We should all pray that Orgeron never masters this technique.

Anonymous said...

How can Urban Meyer even begin to compete with Dreamcruiting?

Pointing and Staring has gotten him laughed at recently, Text Messaging is a technology better used in voting for American Idol and the Spread Offense doesn't put up points in the SEC.

How can Meyer survive?

Anonymous said...

PWD:

I think we should watch out for Meyer to try to counter Richt's latest recruiting coup by resorting to the Jedi Mind Trick, which was made famous in the first Star Wars (which for some reason is known as Episode IV).

you recall how it works. The Jedi waves his hand in front of a targeted individual and softly intones a command; in this case, Meyer might shift from pointing and/or staring, wave his hand in front a recruit's face, and softly say, "You have always wanted to be a Gator." If the recruit falls under his spell, he will repeat "I always wanted to be a Gator."

Thus emboldened, Meyer will follow up with another wave and the suggestion, "You're ready to commit to the Gators right now. You're positive UF is the school for you." The recruit will, in docile fashion, repeat, "I'm ready to commit to the Gators right now. I'm positive UF is the school for me."

Diabolical, but legal. NCAA rules do not prohibit the use of telepathic mental powers, so it's completely legit.

You have to get up pretty early in the morning to get one past the Master of the Point and Stare, Urban wan Meyerobi, as he was formerly known.

Anonymous said...

The guy I feel sorry for in the world of telekinectic recruiting is Chan Gailey. The guy is still learning how to use the internets, and now there's an expectation of using Text Messaging...which is a questionable new fangled fad contraption if he ever saw one.

How will Gailey ever keep up?

pwd

Michael Pigott said...

Obi Wan Shula will tell you,"These are not the recruits you seek."

Anonymous said...

That's an excellent point, Mike. If there is one gene pool in America that has a more penetrating, icy stare than the Shula family, this observer has yet to see it. Coach Mike might not be much at pointing, but once he locks that steely glare on you (much like his father's, I think), most recruits would be powerless to resist.

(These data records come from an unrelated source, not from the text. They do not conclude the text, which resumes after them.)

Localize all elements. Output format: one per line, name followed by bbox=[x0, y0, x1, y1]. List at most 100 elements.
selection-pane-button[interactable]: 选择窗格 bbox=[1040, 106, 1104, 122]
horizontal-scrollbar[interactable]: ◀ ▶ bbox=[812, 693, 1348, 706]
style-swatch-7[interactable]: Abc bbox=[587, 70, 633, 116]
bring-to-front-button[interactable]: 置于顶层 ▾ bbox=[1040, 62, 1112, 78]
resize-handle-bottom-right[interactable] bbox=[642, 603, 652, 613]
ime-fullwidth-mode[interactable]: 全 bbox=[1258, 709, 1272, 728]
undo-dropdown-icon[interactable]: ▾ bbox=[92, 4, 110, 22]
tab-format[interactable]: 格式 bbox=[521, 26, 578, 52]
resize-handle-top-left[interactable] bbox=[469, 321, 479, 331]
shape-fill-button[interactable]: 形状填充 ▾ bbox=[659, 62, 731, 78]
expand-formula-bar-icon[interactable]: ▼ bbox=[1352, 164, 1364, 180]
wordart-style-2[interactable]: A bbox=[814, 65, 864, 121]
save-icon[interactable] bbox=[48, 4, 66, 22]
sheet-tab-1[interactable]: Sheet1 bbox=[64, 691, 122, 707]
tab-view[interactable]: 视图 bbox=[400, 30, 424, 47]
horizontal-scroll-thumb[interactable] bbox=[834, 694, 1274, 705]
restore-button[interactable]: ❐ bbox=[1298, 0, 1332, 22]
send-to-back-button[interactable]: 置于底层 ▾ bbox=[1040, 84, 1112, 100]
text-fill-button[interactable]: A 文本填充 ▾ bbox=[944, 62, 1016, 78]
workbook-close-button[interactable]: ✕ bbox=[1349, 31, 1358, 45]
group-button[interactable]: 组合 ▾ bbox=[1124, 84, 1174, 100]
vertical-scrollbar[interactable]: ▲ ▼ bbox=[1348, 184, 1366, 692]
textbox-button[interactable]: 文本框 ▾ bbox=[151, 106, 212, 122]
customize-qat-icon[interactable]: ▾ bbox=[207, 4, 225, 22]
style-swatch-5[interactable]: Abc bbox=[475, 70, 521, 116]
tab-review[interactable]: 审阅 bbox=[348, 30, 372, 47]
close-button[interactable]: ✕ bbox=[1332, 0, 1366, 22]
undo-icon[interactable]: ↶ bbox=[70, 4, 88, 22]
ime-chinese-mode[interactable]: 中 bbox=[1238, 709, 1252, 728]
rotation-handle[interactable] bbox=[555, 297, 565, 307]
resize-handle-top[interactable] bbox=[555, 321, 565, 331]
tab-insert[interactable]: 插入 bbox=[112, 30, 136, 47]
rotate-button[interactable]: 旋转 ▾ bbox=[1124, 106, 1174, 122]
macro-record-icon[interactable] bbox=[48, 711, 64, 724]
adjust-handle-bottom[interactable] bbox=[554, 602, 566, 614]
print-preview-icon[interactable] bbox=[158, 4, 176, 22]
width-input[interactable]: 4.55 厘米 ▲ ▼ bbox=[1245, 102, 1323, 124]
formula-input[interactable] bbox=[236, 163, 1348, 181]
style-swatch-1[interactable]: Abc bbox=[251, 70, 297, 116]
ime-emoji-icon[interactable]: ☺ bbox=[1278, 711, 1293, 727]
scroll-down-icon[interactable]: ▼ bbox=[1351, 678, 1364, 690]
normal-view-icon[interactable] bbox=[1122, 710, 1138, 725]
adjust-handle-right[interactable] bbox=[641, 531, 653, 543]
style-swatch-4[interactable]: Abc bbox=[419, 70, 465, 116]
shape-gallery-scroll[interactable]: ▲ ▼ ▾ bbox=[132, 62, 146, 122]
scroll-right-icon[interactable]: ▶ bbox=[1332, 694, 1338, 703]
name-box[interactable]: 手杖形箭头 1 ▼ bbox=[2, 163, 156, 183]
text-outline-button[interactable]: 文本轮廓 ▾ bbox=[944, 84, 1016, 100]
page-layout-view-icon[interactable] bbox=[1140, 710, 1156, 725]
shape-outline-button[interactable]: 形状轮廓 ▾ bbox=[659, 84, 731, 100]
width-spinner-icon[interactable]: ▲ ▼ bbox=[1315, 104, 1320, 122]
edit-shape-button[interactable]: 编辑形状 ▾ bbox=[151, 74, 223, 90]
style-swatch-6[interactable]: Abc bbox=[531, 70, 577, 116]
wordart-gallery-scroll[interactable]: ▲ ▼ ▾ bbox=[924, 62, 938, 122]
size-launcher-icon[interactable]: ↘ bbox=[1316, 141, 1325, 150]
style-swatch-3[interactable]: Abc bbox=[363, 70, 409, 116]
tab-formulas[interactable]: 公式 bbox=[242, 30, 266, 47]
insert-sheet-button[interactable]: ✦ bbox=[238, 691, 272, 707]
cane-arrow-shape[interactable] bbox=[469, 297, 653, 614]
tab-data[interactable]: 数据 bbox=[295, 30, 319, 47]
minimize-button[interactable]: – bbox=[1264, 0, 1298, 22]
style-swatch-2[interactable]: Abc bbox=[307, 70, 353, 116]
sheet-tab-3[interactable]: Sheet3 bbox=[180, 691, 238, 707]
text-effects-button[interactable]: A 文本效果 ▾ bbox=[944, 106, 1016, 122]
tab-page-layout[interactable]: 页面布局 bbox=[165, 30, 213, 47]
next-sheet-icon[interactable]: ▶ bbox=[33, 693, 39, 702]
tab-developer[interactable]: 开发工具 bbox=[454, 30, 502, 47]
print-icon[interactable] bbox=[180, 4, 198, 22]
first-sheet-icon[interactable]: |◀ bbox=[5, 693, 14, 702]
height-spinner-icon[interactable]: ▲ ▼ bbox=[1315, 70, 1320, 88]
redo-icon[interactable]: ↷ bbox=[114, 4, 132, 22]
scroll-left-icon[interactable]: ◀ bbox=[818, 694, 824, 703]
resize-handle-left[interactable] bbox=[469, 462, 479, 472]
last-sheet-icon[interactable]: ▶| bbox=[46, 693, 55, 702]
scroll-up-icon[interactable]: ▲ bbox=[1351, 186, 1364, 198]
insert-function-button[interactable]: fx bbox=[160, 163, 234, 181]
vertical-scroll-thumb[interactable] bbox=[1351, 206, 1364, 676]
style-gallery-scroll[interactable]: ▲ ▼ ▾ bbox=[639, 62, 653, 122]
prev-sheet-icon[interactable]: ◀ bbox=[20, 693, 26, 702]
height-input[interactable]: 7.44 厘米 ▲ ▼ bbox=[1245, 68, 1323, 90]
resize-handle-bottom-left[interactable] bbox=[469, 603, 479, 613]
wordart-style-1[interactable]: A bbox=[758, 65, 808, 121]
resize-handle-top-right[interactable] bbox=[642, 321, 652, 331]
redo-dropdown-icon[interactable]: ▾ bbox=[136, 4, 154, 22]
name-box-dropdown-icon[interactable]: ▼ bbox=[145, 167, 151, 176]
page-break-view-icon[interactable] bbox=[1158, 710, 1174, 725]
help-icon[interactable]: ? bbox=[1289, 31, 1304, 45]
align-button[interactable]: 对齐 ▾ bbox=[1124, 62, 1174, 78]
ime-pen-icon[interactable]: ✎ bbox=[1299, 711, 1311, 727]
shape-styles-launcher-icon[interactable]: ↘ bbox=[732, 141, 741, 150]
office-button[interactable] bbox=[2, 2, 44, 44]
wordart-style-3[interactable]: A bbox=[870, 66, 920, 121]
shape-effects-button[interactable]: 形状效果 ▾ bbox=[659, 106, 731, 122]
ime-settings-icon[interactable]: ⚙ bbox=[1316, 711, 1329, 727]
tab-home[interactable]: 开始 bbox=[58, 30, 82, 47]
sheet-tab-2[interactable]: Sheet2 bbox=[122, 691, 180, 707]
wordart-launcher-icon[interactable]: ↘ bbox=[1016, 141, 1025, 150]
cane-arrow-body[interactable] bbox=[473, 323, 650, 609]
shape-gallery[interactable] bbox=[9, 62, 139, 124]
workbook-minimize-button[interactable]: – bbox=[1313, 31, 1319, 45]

PWD, you also make an excellent point about Billy Bob Gailey. I'm not sure that guy has mastered the telephone yet, much less the internet. He may still be trying to send telegrams to potential signees.

Michael Pigott said...

"penetrating, icy stare"

I'm sure he would thank you for the compliment, but here in Alabama, we sometimes call it dazed and confused. On the other hand, I can only imagine he used all of his mental prowess to reel in his wife, Sheri. I look upon her association with Alabama football very highly.

Anonymous said...

Hey this Isreal guy is a great kid. I work with his mother down here in south GA. I talked with her several times and she really wanted the most important things for him.